A recent study suggests that men who keeps their cellphones in their pants pockets, may have lower sperm motility. Researchers at the University of Exeter in the UK, found that men who kept cell phones in their pockets had lower sperm motility than those who did not, about an 8% reduction. Is this an issue? It remains to be seen whether this decrease really affects a couple's chances for pregnancy and truly causes infertility.
Researchers in Germany used very tiny tubes called nanotubes to control the motion of sperm. They used sperm mainly because the sperm are able to propel themselves.
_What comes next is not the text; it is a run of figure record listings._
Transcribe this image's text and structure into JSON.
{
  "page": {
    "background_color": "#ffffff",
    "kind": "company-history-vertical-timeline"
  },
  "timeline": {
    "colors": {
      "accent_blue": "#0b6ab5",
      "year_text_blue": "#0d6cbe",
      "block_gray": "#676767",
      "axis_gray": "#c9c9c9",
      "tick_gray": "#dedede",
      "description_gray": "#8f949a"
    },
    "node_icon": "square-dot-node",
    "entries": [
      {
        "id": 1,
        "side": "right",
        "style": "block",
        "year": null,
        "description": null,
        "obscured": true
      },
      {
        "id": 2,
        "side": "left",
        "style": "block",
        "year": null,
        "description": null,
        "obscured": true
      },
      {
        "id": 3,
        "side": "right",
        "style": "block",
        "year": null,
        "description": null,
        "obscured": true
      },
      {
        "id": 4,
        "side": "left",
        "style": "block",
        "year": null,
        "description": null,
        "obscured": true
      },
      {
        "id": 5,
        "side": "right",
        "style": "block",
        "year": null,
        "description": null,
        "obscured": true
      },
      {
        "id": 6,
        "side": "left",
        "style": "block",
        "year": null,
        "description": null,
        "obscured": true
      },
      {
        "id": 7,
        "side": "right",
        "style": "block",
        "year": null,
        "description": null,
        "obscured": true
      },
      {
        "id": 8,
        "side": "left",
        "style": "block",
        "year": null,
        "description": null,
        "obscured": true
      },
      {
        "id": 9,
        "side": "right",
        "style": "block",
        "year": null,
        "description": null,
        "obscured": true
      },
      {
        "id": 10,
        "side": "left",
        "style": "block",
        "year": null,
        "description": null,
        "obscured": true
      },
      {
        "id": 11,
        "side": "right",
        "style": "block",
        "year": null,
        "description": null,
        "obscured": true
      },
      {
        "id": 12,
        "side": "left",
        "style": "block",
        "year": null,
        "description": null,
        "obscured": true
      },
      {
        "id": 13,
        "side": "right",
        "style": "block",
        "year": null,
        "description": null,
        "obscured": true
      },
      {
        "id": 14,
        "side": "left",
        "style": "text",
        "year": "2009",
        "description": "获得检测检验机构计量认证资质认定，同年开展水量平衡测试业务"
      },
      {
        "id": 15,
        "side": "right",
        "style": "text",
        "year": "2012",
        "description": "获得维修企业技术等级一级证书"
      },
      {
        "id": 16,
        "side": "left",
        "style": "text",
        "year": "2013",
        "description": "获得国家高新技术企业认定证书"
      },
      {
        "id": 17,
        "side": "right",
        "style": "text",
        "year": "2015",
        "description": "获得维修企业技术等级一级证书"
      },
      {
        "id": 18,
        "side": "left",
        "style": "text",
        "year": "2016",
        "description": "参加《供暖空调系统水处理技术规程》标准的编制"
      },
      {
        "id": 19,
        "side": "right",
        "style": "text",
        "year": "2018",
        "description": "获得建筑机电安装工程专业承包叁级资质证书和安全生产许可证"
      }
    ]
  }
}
Today there is no real application for this even though this is fascinating. In the future, however this could represent a way to help fertilize eggs or even deliver drugs such as chemotherapy to their target. Here's the video: http://www.youtube.com/watch?v=O9fJx1Y7vaQ
A recent study from the UK showed what many Reproductive Medicine specialists noticed for some time, that a couples' chances for success with IVF vary based on ethnicity. In this paper published in the British Journal of Obstetrics and Gynecology, IVF success rates varied by race with white women having the highest pregnancy rates, followed by women of Southeast Asian descent, then African descent and then Middle Eastern descent. The reason for this is not at all clear. The number of eggs women produced, how many fertilized and the number of embryos transferred, did not differ based ethnicity. However the implantation rate (the percent of transferred embryos that took) did differ among the groups. Why the embryos of some ethnic groups would be more likely to implant than others remains the big unanswered question.
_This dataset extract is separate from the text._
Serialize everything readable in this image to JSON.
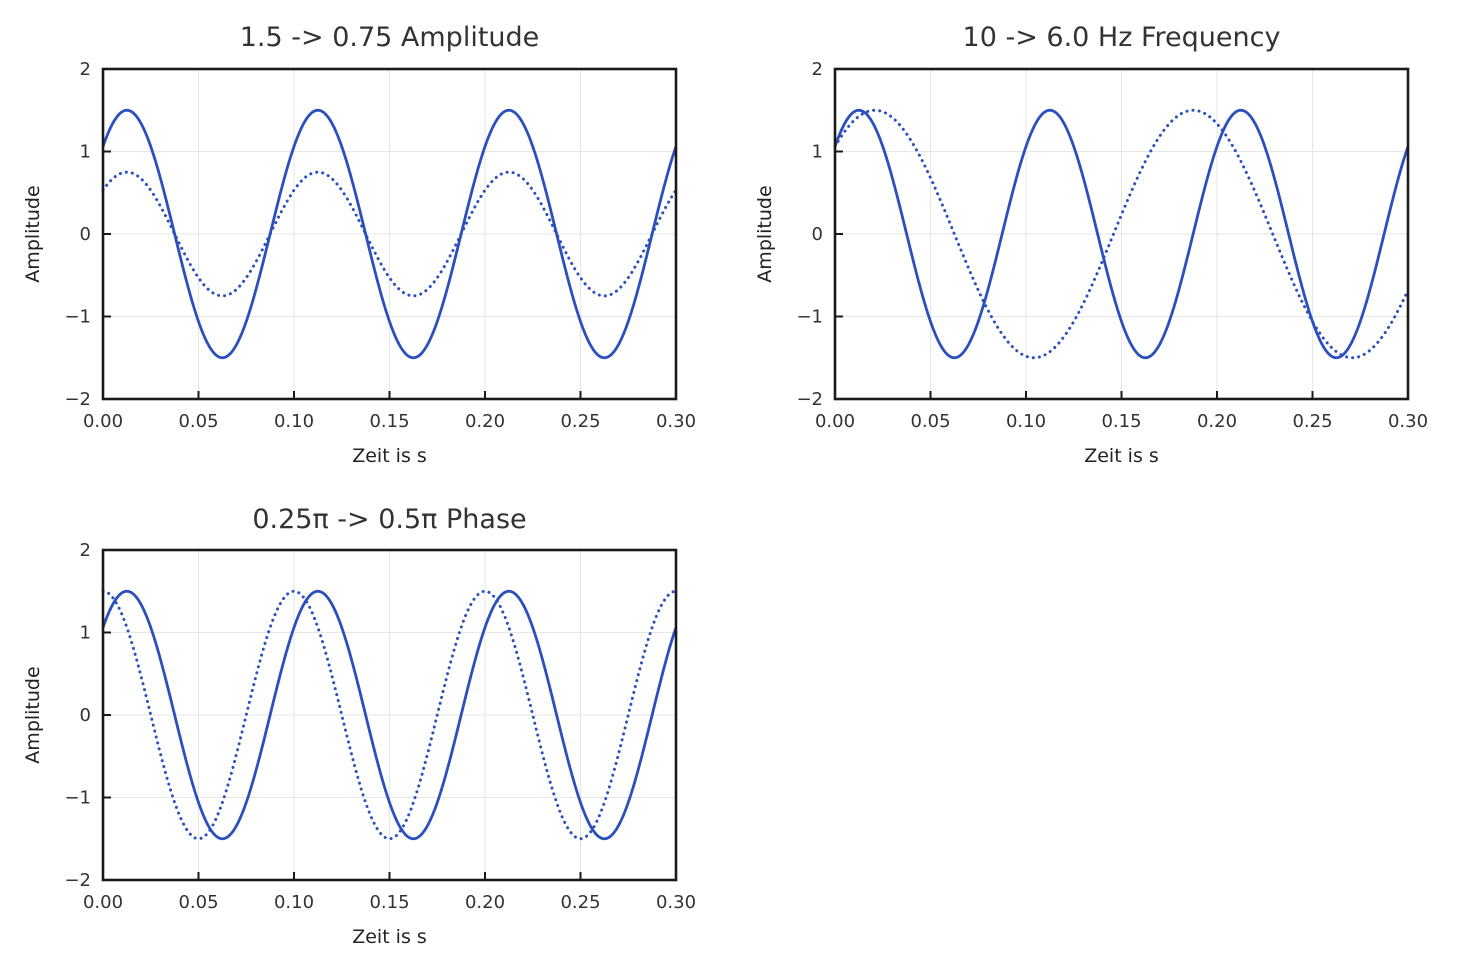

Many IVF and fertility practices such as ours use a procedure called PICSI to help certain couples where we are concerned that there may be a problem with sperm quality even when fertilization is succesful with ICSI. PICSI relies on placing the sperm on a field hyaluronic acid and having the embryologist determine whether sperm are able to bind to it. Sperm which are immature or otherwise abnormal are less likely to bind to the hyaluronic acid, and so sperm which do bind to it are used for the injection into the egg for ICSI. We and others have found that it may help certain couples who have failed ICSI cycles or had miscarriages from ICSI cycles. However, to date there are no large studies yet showing how effective it is, so researchers at the University of Leeds in the UK have initiated a large study to determine this.
As a fertility specialist, one of the most devastating diagnosis I can deliver to a patient is that she has ovarian insufficiency or ovarian failure, essentially meaning that she in premature menopause. While these women are usually able to bear children with the use of donor eggs, the chances for pregnancy with their own eggs are extremely low. As highlighted in a recent issue of Time magazine, researchers at Stanford have attempted to reinvigorate their ovaries using a procedure called In Vitro Activation (IVA) . Of the 27 couples in trial, 2 actually became pregnant. While the odds for pregnancy were quite low, this represents a glimmer of hope for women with ovarian insufficiency.